Um relatório publicado este mês pelo grupo israelense de direitos humanos B’Tselem documentou “abuso e tratamento desumano de palestinos” mantidos sob custódia israelense desde 7 de outubro. O relatório, que coletou depoimentos de 55 palestinos, mostrou “a transformação apressada de mais de uma dúzia de palestinos”.
“Instalações prisionais israelenses, militares e civis, em uma rede de campos dedicados ao abuso de presos por uma questão de política.” A IDF negou repetidamente as alegações de abuso sistemático.
O diretor executivo do B’Tselem, Yuli Novak, disse a Christiane Amanpour da CNN este mês que Sde Teiman era “apenas a ponta do iceberg” nos maus-tratos de Israel aos detidos palestinos, acrescentando que são “organizados e sistemáticos” e só pioraram depois de 7 de outubro.
Salem disse que havia cerca de 150 detidos com ele na segunda instalação onde foi mantido.
No dia da sua libertação, Salem disse que foi levado para a fronteira de Gaza pelas FDI, mas foi informado que não poderia regressar à sua casa em Jabalya, no norte de Gaza. Ele vive agora num campo de deslocados em Khan Younis, no sul de Gaza.
Ele passou de tendas de detenção para tendas de deslocamento ao longo de sua ordem, disse ele, e as memórias dos abusos que disse ter sofrido continuam a viver com ele.

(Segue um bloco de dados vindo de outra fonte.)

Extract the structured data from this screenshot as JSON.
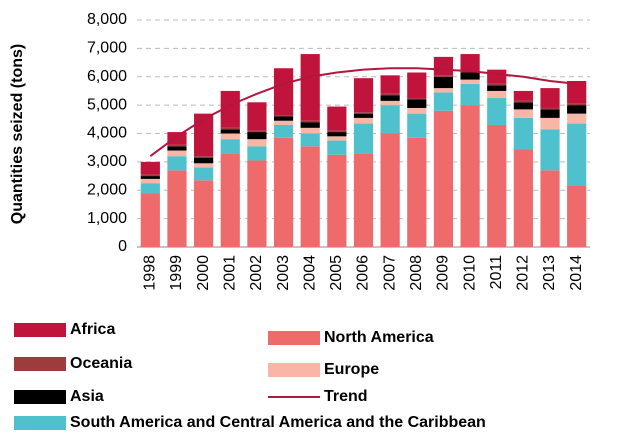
{
  "chart_data": {
    "type": "bar",
    "stacked": true,
    "ylabel": "Quantities seized (tons)",
    "categories": [
      "1998",
      "1999",
      "2000",
      "2001",
      "2002",
      "2003",
      "2004",
      "2005",
      "2006",
      "2007",
      "2008",
      "2009",
      "2010",
      "2011",
      "2012",
      "2013",
      "2014"
    ],
    "series": [
      {
        "name": "North America",
        "color": "#ef6b6b",
        "values": [
          1900,
          2700,
          2350,
          3300,
          3050,
          3850,
          3550,
          3250,
          3300,
          4000,
          3850,
          4800,
          5000,
          4300,
          3450,
          2700,
          2150
        ]
      },
      {
        "name": "South America and Central America and the Caribbean",
        "color": "#4fc1cc",
        "values": [
          350,
          500,
          450,
          500,
          500,
          450,
          450,
          500,
          1050,
          1000,
          850,
          650,
          750,
          950,
          1100,
          1450,
          2200
        ]
      },
      {
        "name": "Europe",
        "color": "#f9b6a6",
        "values": [
          150,
          200,
          150,
          200,
          250,
          150,
          200,
          150,
          200,
          150,
          200,
          150,
          150,
          250,
          300,
          400,
          350
        ]
      },
      {
        "name": "Asia",
        "color": "#000000",
        "values": [
          100,
          150,
          200,
          150,
          250,
          150,
          200,
          150,
          150,
          200,
          300,
          400,
          250,
          200,
          250,
          300,
          300
        ]
      },
      {
        "name": "Oceania",
        "color": "#9e3c3c",
        "values": [
          50,
          50,
          50,
          50,
          50,
          50,
          50,
          50,
          50,
          50,
          50,
          50,
          50,
          50,
          50,
          50,
          50
        ]
      },
      {
        "name": "Africa",
        "color": "#c0143c",
        "values": [
          450,
          450,
          1500,
          1300,
          1000,
          1650,
          2350,
          850,
          1200,
          650,
          900,
          650,
          600,
          500,
          350,
          700,
          800
        ]
      }
    ],
    "trend": {
      "name": "Trend",
      "color": "#b3163e",
      "values": [
        3200,
        3900,
        4500,
        5000,
        5400,
        5750,
        6000,
        6150,
        6250,
        6300,
        6300,
        6250,
        6200,
        6100,
        6000,
        5850,
        5750
      ]
    },
    "ylim": [
      0,
      8000
    ],
    "yticks": [
      0,
      {
        "value": 1000,
        "label": "1,000"
      },
      {
        "value": 2000,
        "label": "2,000"
      },
      {
        "value": 3000,
        "label": "3,000"
      },
      {
        "value": 4000,
        "label": "4,000"
      },
      {
        "value": 5000,
        "label": "5,000"
      },
      {
        "value": 6000,
        "label": "6,000"
      },
      {
        "value": 7000,
        "label": "7,000"
      },
      {
        "value": 8000,
        "label": "8,000"
      }
    ],
    "grid": true
  }
}
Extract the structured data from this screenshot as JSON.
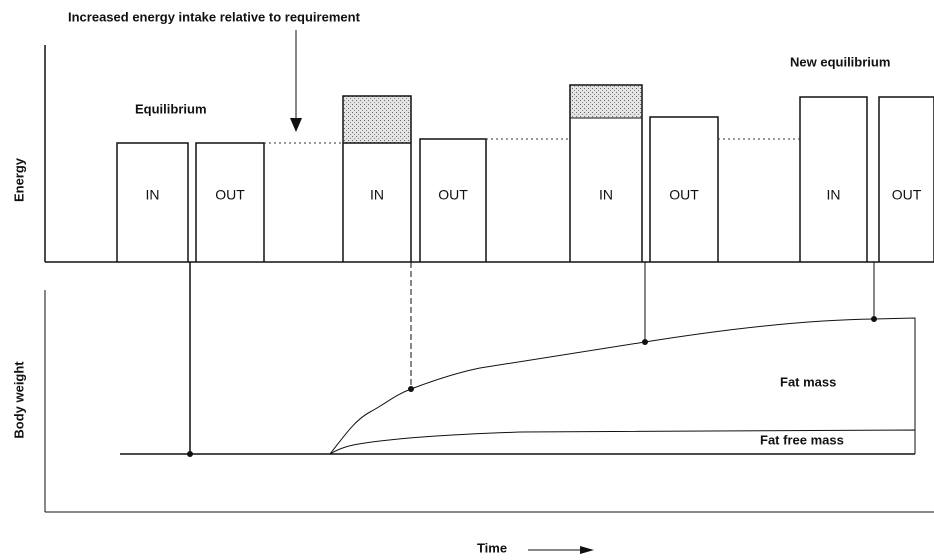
{
  "annotation": "Increased energy intake relative to requirement",
  "labels": {
    "equilibrium": "Equilibrium",
    "new_equilibrium": "New  equilibrium",
    "energy_axis": "Energy",
    "weight_axis": "Body weight",
    "time_axis": "Time",
    "fat_mass": "Fat mass",
    "fat_free_mass": "Fat free mass"
  },
  "bars": [
    {
      "label": "IN"
    },
    {
      "label": "OUT"
    },
    {
      "label": "IN"
    },
    {
      "label": "OUT"
    },
    {
      "label": "IN"
    },
    {
      "label": "OUT"
    },
    {
      "label": "IN"
    },
    {
      "label": "OUT"
    }
  ]
}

“Você está expondo seu corpo a soldados e mulheres que o assediam e tocam em suas partes sensíveis com objetos”, disse ele à CNN. “Eles batem na sua bunda, puxam você pelos cabelos, chamam você de obscenidades… é humilhante.”
Ele ainda não se reuniu com a esposa e os filhos, que permanecem no norte de Gaza, e só consegue comunicar com eles por telefone. Dois de seus filhos precisam de cirurgias devido aos ferimentos sofridos no ataque aéreo israelense, disse ele.